Deutsche Bank processed €31 billion more in questionable funds for Danske Bank than previously thought, bringing the sum total of such funds believed to have moved through the German bank to some €160 billion, Reuters reported.
This additional sum is in addition to approximately €130 billion Deutsche cleared for Danske's Estonian branch from 2007-2015, indicating that it handled four-fifths of flows from the Danish bank's clients in Russia and the former Soviet Union, the Financial Times reported, citing people familiar with the case.
An internal audit at Danske has established that non-resident clients of their Estonian branch moved up to €200 billion in money of possibly suspicious origin between 2007 and 2014. The fresh revelation, however, signals that Deutsche may have cleared up to 80% of the potentially suspicious amount.
"We have continuously intensified our efforts in recent years against money laundering and tax evasion," Deutsche CFO James von Moltke said in a statement.
The bank is also under investigation in a separate German case linked to the so-called Panama Papers, a trove of documents from Panamanian law firm Mossack Fonseca that was leaked to the media in April 2016.

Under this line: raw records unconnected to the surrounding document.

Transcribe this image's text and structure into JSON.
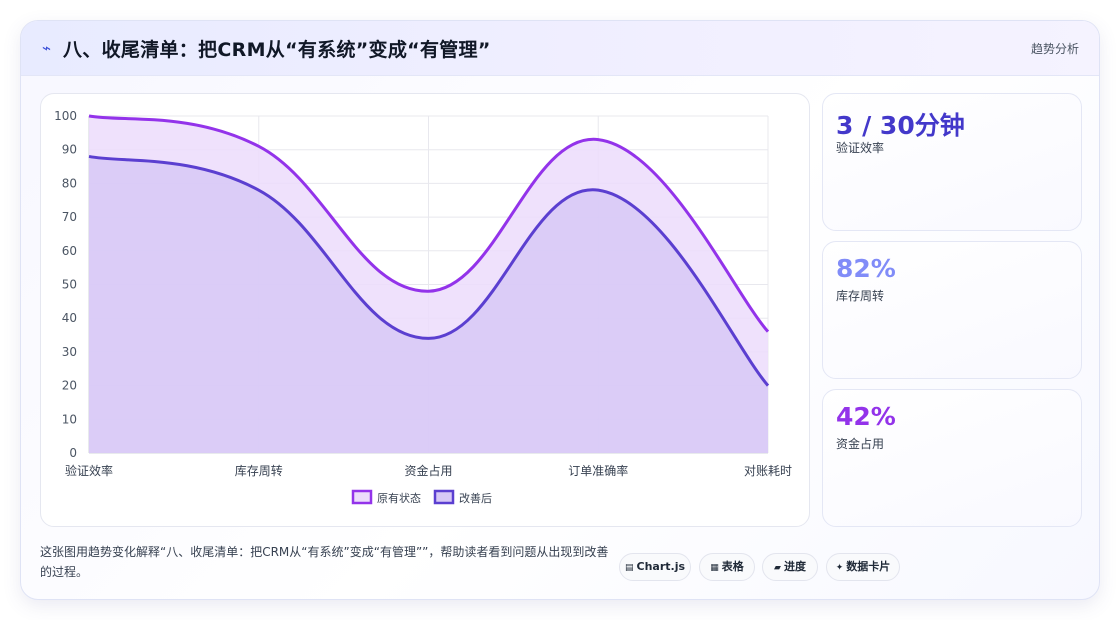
{
  "header": {
    "icon": "lightning-icon",
    "title": "八、收尾清单：把CRM从“有系统”变成“有管理”",
    "tag": "趋势分析"
  },
  "stats": [
    {
      "value": "3 / 30分钟",
      "label": "验证效率",
      "color": "#4338ca"
    },
    {
      "value": "82%",
      "label": "库存周转",
      "color": "#818cf8"
    },
    {
      "value": "42%",
      "label": "资金占用",
      "color": "#9333ea"
    }
  ],
  "footer": {
    "description": "这张图用趋势变化解释“八、收尾清单：把CRM从“有系统”变成“有管理””，帮助读者看到问题从出现到改善的过程。",
    "chips": [
      {
        "icon": "chart-icon",
        "glyph": "▤",
        "label": "Chart.js"
      },
      {
        "icon": "table-icon",
        "glyph": "▦",
        "label": "表格"
      },
      {
        "icon": "progress-icon",
        "glyph": "▰",
        "label": "进度"
      },
      {
        "icon": "sparkle-icon",
        "glyph": "✦",
        "label": "数据卡片"
      }
    ]
  },
  "chart_data": {
    "type": "area",
    "categories": [
      "验证效率",
      "库存周转",
      "资金占用",
      "订单准确率",
      "对账耗时"
    ],
    "series": [
      {
        "name": "原有状态",
        "values": [
          100,
          91,
          48,
          93,
          36
        ],
        "color": "#9333ea",
        "fill": "#ecdcfb"
      },
      {
        "name": "改善后",
        "values": [
          88,
          78,
          34,
          78,
          20
        ],
        "color": "#5b3fd0",
        "fill": "#d7c8f6"
      }
    ],
    "ylim": [
      0,
      100
    ],
    "yticks": [
      0,
      10,
      20,
      30,
      40,
      50,
      60,
      70,
      80,
      90,
      100
    ],
    "grid": true,
    "legend": "bottom"
  }
}
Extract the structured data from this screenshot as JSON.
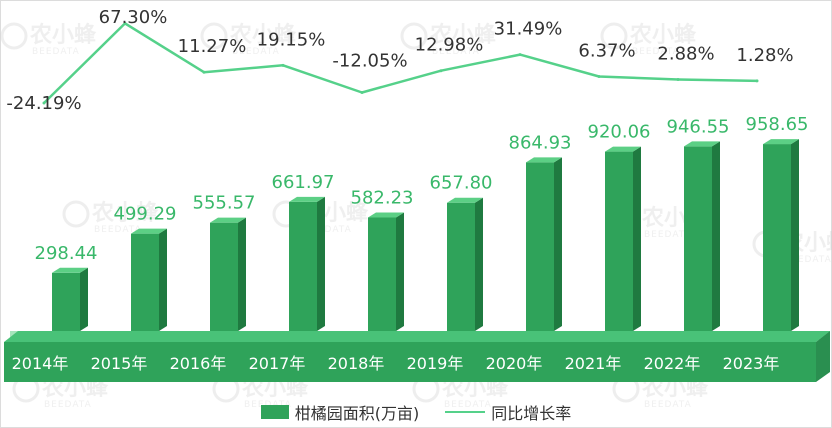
{
  "chart_data": {
    "type": "bar",
    "categories": [
      "2014年",
      "2015年",
      "2016年",
      "2017年",
      "2018年",
      "2019年",
      "2020年",
      "2021年",
      "2022年",
      "2023年"
    ],
    "series": [
      {
        "name": "柑橘园面积(万亩)",
        "type": "bar",
        "values": [
          298.44,
          499.29,
          555.57,
          661.97,
          582.23,
          657.8,
          864.93,
          920.06,
          946.55,
          958.65
        ],
        "labels": [
          "298.44",
          "499.29",
          "555.57",
          "661.97",
          "582.23",
          "657.80",
          "864.93",
          "920.06",
          "946.55",
          "958.65"
        ]
      },
      {
        "name": "同比增长率",
        "type": "line",
        "values": [
          -24.19,
          67.3,
          11.27,
          19.15,
          -12.05,
          12.98,
          31.49,
          6.37,
          2.88,
          1.28
        ],
        "labels": [
          "-24.19%",
          "67.30%",
          "11.27%",
          "19.15%",
          "-12.05%",
          "12.98%",
          "31.49%",
          "6.37%",
          "2.88%",
          "1.28%"
        ]
      }
    ],
    "legend_position": "bottom",
    "grid": false,
    "colors": {
      "bar": "#2fa35a",
      "bar_side": "#1f7a40",
      "bar_top": "#5ccf85",
      "line": "#55d18a",
      "platform": "#2fa35a"
    }
  },
  "watermark": {
    "text": "农小蜂",
    "sub": "BEEDATA"
  }
}
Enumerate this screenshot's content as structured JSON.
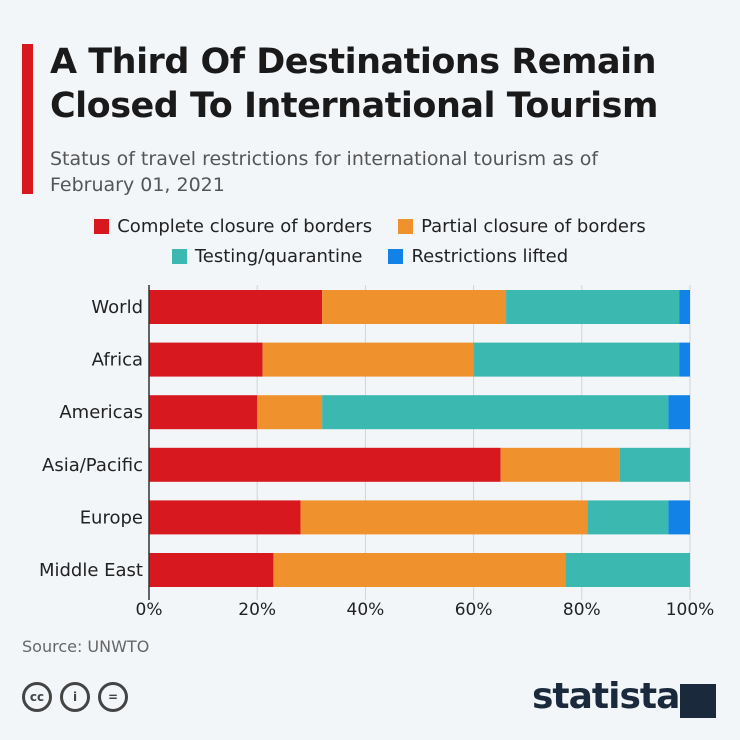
{
  "title": "A Third Of Destinations Remain Closed To International Tourism",
  "subtitle": "Status of travel restrictions for international tourism as of February 01, 2021",
  "source": "Source: UNWTO",
  "brand": "statista",
  "license_icons": [
    "cc-icon",
    "attribution-icon",
    "no-derivatives-icon"
  ],
  "chart_data": {
    "type": "bar",
    "orientation": "horizontal",
    "stacked": true,
    "categories": [
      "World",
      "Africa",
      "Americas",
      "Asia/Pacific",
      "Europe",
      "Middle East"
    ],
    "series": [
      {
        "name": "Complete closure of borders",
        "color": "#d7191f",
        "values": [
          32,
          21,
          20,
          65,
          28,
          23
        ]
      },
      {
        "name": "Partial closure of borders",
        "color": "#ef922e",
        "values": [
          34,
          39,
          12,
          22,
          53,
          54
        ]
      },
      {
        "name": "Testing/quarantine",
        "color": "#3bb8b0",
        "values": [
          32,
          38,
          64,
          13,
          15,
          23
        ]
      },
      {
        "name": "Restrictions lifted",
        "color": "#1282e6",
        "values": [
          2,
          2,
          4,
          0,
          4,
          0
        ]
      }
    ],
    "xlim": [
      0,
      100
    ],
    "xticks": [
      "0%",
      "20%",
      "40%",
      "60%",
      "80%",
      "100%"
    ],
    "grid": true,
    "legend": "top"
  }
}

Speaking on CNBC, von Moltke said that the share price was a concern, but reiterated that Deutsche would hit its targets and return to profit this year. Asked whether clients were withdrawing money from the bank, he responded that customers' reactions were very limited.
Deutsche shares have decreased in value by more than half this year, currently valuing the bank at €16.7 billion.
Five-year credit default swaps, ie the cst of insurance on its debts, rose 16% on Thursday to 221.5 basis points, currently pricing in a 17.3% probability of default, according to data from Reuters' financial markets data and infrastructure provider Refinitiv.